Aus diesem Grund haben wir den Gedenkpfad Lager Mühlau angelegt.
 
Und aus diesem Grund werden wir im kommenden Jahr die ersten Stolpersteine in Tuttlingen setzen – mitten im Herzen der Stadt, in der Rathausstraße und in der Donaustraße.
 
Zu einer aktiven Gedenkkultur gehört aber noch mehr. So gut und eindrucksvoll  Gedenkstätten,  Denkmäler und Museen auch gestaltet sein mögen: Wir brauchen immer auch die Menschen, die diese Ideen vermitteln. Die als Zeitzeugen dafür sorgen, dass die Vergangenheit lebendig bleibt. Und die dadurch einer abstrakten Geschichte ein Gesicht geben.
 
Einen solchen Menschen ehren wir heute.
 
Geboren wurde Amos Fröhlich im Jahre 1930 in Tuttlingen. In der Geburtsurkunde hieß er noch Walter Fröhlich. Und bereits die Geschichte seines Vornamens weist auf eine Biografie hin, die sich in verschiedenen Welten abspielt.
 
Wie wir wissen, gelang es der Familie Fröhlich, Deutschland noch rechtzeitig verlassen. 1938, noch vor der Reichspogromnacht, siedelte sie ins britische Mandatsgebiet Palästina und gehörte zu den Begründern der Siedlung Shavei Zion, in der sich vor allem Juden aus Rexingen niederließen. Dort wurde aus Walter Fröhlich dann auch Amos Fröhlich.
 
In der Siedlung wuchs Amos Fröhlich auf, besuchte die Volksschule und später die Landwirtschaftsschule. 1953, er war gerade mal 23 Jahre alt, wurde er Betriebsleiter in Shavei Zion.
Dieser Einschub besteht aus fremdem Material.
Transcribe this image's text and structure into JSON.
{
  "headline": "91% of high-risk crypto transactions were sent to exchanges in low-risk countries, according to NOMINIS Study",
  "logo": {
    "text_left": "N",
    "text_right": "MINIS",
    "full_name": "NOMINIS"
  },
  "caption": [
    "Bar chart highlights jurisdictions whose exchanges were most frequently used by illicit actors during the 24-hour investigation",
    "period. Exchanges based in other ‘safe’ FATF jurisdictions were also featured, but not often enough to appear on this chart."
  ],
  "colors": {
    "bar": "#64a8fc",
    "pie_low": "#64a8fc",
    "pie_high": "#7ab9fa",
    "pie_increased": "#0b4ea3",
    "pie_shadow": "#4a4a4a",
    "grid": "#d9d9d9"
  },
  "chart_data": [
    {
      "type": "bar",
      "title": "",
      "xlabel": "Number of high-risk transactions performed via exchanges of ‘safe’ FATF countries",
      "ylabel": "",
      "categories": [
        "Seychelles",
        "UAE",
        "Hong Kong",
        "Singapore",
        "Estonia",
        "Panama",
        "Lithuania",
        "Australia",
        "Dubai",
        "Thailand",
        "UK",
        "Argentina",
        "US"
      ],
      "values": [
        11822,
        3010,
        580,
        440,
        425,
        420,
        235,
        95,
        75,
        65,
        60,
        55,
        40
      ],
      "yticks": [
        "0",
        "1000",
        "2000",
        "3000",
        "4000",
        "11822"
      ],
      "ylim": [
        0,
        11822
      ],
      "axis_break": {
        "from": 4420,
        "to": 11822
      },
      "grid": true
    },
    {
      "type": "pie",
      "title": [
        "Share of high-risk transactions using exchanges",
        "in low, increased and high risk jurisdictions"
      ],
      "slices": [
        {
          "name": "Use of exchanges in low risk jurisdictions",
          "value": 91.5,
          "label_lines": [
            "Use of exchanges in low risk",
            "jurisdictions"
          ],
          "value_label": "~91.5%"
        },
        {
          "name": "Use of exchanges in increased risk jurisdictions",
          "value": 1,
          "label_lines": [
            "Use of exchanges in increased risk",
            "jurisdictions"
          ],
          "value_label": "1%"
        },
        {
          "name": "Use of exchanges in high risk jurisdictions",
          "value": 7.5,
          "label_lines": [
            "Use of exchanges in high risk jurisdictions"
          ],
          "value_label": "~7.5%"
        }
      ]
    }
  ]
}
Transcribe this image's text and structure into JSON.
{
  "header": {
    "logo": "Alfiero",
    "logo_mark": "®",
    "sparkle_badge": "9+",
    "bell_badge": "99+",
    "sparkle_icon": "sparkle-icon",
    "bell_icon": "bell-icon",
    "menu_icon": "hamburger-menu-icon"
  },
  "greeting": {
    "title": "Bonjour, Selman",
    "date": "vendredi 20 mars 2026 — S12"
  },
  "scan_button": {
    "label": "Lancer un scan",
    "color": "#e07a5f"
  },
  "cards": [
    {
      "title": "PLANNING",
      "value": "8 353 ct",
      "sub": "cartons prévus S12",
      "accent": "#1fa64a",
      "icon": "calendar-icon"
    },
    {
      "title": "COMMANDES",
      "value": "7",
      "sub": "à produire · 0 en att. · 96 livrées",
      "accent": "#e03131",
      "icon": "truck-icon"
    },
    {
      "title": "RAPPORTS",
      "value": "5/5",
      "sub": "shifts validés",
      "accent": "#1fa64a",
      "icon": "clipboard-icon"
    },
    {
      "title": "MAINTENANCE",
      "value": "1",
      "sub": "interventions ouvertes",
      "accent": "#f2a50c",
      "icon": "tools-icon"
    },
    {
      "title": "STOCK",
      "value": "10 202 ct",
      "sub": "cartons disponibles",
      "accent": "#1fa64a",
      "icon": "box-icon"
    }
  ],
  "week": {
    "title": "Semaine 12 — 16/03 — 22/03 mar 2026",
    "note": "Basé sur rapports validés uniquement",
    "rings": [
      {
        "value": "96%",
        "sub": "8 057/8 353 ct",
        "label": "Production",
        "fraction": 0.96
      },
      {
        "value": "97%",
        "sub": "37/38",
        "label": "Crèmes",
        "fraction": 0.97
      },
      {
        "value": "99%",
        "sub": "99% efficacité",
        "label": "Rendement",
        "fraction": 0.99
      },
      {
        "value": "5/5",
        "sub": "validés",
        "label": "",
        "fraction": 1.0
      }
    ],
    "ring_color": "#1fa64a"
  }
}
Spätestens hier hätte er     sagen können, dass er endgültig in der neuen Heimat der Familie angekommen ist.
 
Aber den Weg, den Amos Fröhlich danach einschlug, war ungewöhnlich. Denn er führte ihn zurück nach Deutschland – nur wenige Jahre nach Kriegsende, nur wenige Jahre nach der Shoa. In das Land, in dem viele der Täter von einst noch lebten – und dies, wie man heute weiß, oft komfortabel und in guten Positionen.
 
Aber Amos Fröhlich ist ein Mensch, der genau differenziert. Für ihn gibt es keine Pauschalverurteilung. Für ihn gibt es nur einzelne Menschen, von denen jeder seine ganz persönliche Verantwortung trägt. Und so hatte er es auch in seiner Tuttlinger Kindheit erlebt:  Auch hier gab es die Nazi-Lehrer, die ihre Parolen verbreiteten – aber hier gab es auch Freunde und gute Nachbarn, die sich in ihrer Beziehung zur Familie Fröhlich nicht durch den hasserfüllte Ideologie des NS-Regimes beeinflussen ließen.
 
In Deutschland absolvierte Amos Fröhlich  zunächst eine Begabtenprüfung, anschließend studierte er in München Tiermedizin. Es waren die Jahre, in denen auch seine Eltern Elise und Julius Fröhlich die Sommermonate regelmäßig in Tuttlingen verbrachten. Amos Fröhlich pendelte also oft zwischen Tuttlingen und München – und eine dieser Fahrten hatte weitreichende Folgen: Er nahm eine Anhalterin mit – die später zu seiner Frau Gilla wurde, und die ich an dieser Stelle auch herzlich hier bei uns begrüße.
 
Durch die Ehe mit einer Deutschen setzte Amos Fröhlich also schon früh ein Zeichen der Aussöhnung. Die ersten Jahre nach der Eheschließung verbrachte das Paar in Europa, nach Abschluss des Studiums war Amos Fröhlich als Tierarzt in der Schweiz tätig. 1965 kehrte er nach Israel zurück – nach Shavei Zion. Dort ist er seither als Tierarzt  für die Siedlung zuständig – und für die umliegenden Orte.
 
Dass er als solcher einen herausragenden Ruf genießt, erfährt man übrigens an den ungewöhnlichsten Orten der Welt: Erst jüngst, so erzählte mir ein Tuttlinger, war er mit seiner Frau in Rom unterwegs. In einem Restaurant kamen die beiden mit einem israelischen Ehepaar ins Gespräch. Und schnell stellte sich heraus, dass die vier einen gemeinsamen Bekannten hatten: Den Tierarzt Amos Fröhlich. Wenn ihr Hund gesundheitliche Probleme habe, so erzählten die Israelis, gebe es keine bessere Wahl als Amos Fröhlich.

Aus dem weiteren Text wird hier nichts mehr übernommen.